In junior high, I truly discovered a love for science and I took every advanced science and math class I could throughout high school.
Two years of high school chemistry class lead me to declaring myself a chemistry major before I even arrived at the small liberal arts college where I studied. Over the years in college, I discovered I also had a love for writing, the peculiar nature of history and reality, cultural studies and religious studies. I also discovered that I could not picture myself forever in the chemistry lab, so I changed my major to that of an interdisciplinary science: foods and nutrition, a field that draws upon animal sciences, lab sciences and the complexity of the human condition.
Upon graduation, I was lucky enough to work in a medical facility as a health educator with moderately to morbidly obese patients. I was expected to role model preventative lifestyle behaviors and work alongside my patients toward their dietary and exercise goals. Often we would co-create group challenge goals of eating 10 servings fruits and vegetables/ day or exercising the equivalent of 30-40 miles of walking in a week; in addition to eating fruits and veggies and tracking exercise, the patients and I tracked our caloric intake and weight.
I never asked my participants to do any health behavior I wasn’t willing to do alongside them.
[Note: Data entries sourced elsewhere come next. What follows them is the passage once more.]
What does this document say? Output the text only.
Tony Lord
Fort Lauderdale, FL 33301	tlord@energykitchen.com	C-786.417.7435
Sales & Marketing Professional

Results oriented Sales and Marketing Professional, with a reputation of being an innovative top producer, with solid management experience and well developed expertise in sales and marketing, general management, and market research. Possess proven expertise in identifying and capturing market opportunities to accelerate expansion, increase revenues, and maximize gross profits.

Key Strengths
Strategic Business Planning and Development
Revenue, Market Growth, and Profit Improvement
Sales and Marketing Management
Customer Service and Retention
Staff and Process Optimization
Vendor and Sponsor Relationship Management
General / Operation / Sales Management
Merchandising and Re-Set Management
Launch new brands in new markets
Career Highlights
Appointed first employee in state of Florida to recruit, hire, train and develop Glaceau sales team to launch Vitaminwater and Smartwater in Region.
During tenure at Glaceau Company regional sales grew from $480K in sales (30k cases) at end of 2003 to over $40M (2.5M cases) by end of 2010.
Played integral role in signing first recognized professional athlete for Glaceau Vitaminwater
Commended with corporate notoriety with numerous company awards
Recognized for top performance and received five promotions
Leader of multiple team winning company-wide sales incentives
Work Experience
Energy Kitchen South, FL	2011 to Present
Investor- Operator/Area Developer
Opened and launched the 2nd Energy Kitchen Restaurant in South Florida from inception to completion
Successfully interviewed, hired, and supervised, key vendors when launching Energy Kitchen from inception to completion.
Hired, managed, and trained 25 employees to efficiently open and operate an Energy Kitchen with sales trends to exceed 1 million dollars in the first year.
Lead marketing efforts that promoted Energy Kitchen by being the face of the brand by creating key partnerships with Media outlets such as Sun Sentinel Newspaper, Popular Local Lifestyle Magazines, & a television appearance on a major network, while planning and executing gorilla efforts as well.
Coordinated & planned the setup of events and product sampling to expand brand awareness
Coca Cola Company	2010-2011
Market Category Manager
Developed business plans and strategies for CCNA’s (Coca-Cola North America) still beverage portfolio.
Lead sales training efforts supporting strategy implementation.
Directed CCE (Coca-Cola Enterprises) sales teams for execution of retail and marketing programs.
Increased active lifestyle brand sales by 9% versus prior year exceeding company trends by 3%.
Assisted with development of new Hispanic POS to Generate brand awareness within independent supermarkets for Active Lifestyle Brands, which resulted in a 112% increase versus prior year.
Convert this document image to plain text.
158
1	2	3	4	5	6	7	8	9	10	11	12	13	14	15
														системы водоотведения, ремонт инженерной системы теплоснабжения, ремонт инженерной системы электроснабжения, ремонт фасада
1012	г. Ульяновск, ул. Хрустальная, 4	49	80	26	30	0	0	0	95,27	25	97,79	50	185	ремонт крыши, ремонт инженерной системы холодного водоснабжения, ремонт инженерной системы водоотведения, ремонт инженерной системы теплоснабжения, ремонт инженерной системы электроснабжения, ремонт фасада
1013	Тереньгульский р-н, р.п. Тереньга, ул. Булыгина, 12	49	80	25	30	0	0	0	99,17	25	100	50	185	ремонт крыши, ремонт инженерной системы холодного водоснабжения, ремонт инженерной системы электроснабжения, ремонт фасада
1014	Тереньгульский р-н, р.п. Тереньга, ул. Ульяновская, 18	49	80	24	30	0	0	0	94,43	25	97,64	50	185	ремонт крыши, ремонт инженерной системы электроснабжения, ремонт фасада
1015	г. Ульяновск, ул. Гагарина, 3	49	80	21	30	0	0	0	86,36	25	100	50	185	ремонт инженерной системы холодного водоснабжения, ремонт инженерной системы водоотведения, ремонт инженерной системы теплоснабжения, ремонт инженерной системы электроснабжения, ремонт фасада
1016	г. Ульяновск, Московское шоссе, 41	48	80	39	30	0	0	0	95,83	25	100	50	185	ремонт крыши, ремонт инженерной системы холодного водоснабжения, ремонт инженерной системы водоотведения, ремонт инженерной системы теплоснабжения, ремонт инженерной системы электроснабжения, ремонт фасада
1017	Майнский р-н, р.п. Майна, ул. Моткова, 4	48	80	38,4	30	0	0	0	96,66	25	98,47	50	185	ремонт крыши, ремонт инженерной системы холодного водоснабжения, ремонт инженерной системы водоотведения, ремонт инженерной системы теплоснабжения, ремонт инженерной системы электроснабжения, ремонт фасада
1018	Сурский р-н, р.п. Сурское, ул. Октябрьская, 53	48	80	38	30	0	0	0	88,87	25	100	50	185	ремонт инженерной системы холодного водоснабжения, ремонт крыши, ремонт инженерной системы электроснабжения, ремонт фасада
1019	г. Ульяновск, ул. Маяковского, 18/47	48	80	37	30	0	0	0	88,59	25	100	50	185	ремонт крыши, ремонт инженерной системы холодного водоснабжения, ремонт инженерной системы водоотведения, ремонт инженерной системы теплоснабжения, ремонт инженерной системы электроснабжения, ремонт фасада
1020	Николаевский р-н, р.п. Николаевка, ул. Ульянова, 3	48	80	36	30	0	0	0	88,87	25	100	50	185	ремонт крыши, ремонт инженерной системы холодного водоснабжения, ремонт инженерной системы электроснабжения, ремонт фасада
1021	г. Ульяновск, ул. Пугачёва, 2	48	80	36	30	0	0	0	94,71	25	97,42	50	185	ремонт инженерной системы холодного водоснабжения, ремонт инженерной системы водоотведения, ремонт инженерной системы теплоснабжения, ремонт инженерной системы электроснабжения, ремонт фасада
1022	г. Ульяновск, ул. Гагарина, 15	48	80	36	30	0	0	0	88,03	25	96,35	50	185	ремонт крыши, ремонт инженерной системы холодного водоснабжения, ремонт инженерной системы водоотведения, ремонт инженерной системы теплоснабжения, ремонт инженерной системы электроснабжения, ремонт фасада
Eventually, I felt the call to nursing. I had honed my preventative health educational and coaching skills to a great degree, but in nursing I had opportunities to be kind and caring at the bedside, learn to be a good listener, and simply strive toward being present with those who were suffering. I learned the physiological science around nursing and medical interventions, and also the importance of an interdisciplinary background to provide the best care for patients through an enhanced critical thinking and problem solving capacity.
Psychology, sociology, and cultural-language studies all came to play in my years as a bedside medical-surgical nurse, and later as a hospice nurse; in California it was imperative that I understand the cultural needs of various diverse populations. I learned to work with other disciplines as well, and I realized that a committed team provides the best care, collaborating in caring manner with patients who were the center of the team.
This year at University of Maine at Augusta, we are celebrating the academic theme of “interdisciplinarity,” which recognizes how through examining phenomena from multiple disciplines and perspectives, we can enhance our understanding of others, the universe, and ourselves. In my years of working as a nurse and teaching nursing, I have come to believe that having a strong interdisciplinary background may help the nurse to reap the true rewards of caring for patients from the holistic perspectives that an interdisciplinary course of study provides.
Interdisciplinary studies hold the potential for the nurse to grow into understanding nursing as both a unique practiced art and an applied science with roots across many disciplines.